Our study was limited by the small sample size and limitations of data collection inherent to retrospective case series. This prevented an analysis of which patient population benefits the most from these implants. With all surgeries conducted by a single surgeon, alternative surgical techniques are not explored, which may have led to different visual outcomes. Additionally, no data were collected using specular microscopy to evaluate for long-term endothelial cell loss following surgery.

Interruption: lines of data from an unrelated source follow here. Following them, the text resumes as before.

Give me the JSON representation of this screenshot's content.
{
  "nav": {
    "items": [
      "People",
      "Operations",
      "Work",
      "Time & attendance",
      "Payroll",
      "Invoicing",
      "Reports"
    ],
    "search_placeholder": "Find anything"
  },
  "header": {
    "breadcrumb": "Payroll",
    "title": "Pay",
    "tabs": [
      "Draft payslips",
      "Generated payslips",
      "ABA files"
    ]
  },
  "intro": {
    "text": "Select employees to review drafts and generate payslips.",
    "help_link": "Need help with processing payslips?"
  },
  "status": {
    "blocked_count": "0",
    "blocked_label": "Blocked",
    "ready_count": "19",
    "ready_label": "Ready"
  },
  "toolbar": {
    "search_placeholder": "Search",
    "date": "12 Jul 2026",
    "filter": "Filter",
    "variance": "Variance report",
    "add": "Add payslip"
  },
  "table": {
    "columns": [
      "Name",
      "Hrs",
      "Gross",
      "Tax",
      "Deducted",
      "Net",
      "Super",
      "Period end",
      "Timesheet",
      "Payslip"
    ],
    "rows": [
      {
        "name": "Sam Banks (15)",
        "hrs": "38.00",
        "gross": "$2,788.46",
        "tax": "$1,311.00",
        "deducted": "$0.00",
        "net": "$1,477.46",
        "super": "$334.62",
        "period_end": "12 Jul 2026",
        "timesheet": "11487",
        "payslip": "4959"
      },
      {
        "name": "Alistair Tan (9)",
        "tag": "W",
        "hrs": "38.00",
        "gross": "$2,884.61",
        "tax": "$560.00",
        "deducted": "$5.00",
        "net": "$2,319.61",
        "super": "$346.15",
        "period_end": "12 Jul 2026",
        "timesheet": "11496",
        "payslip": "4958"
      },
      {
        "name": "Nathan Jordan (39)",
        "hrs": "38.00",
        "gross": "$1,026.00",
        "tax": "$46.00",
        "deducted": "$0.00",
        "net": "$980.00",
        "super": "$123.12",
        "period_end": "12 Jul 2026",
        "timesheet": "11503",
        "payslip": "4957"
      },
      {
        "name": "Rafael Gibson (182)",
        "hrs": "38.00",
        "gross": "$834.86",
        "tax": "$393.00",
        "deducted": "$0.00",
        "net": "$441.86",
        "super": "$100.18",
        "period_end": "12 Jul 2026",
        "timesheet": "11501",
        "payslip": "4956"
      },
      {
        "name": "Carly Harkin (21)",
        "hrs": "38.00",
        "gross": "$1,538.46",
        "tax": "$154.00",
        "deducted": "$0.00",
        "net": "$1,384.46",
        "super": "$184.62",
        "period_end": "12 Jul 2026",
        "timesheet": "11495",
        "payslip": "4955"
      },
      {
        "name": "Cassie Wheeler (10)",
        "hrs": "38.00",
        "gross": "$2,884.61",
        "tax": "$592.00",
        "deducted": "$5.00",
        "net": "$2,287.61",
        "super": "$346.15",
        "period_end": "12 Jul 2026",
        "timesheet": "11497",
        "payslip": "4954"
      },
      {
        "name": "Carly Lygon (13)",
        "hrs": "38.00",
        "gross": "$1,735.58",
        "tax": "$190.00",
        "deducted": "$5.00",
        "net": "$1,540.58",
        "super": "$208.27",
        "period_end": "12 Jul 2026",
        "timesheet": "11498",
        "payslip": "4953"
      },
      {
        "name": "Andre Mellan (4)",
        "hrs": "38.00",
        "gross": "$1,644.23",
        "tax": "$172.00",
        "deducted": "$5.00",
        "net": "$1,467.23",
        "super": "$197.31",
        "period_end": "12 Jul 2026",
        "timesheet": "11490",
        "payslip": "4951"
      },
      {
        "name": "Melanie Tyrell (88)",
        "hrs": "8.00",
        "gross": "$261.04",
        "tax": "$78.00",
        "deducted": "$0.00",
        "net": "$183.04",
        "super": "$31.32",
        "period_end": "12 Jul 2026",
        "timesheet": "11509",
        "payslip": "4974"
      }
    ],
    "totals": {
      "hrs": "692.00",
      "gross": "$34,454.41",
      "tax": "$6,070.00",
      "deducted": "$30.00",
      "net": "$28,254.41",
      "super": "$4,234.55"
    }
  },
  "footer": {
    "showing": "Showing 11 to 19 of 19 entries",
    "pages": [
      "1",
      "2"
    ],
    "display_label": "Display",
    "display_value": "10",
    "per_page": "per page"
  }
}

However, it has been noted that iris–lens diaphragm prostheses are associated with higher rates of endothelial cell loss when compared with artificial iris implants. A more formal method for evaluating patient glare and pain levels also could be used in future studies.

In summary, HumanOptics artificial iris implants were found to be a viable long-term option for patients with iris defects that provide good cosmetic outcomes, decrease glare, and generally have high patient satisfaction. However, in certain patients, elevated IOPs persisted years later, so this potential complication should be taken into consideration when selecting suitable candidates.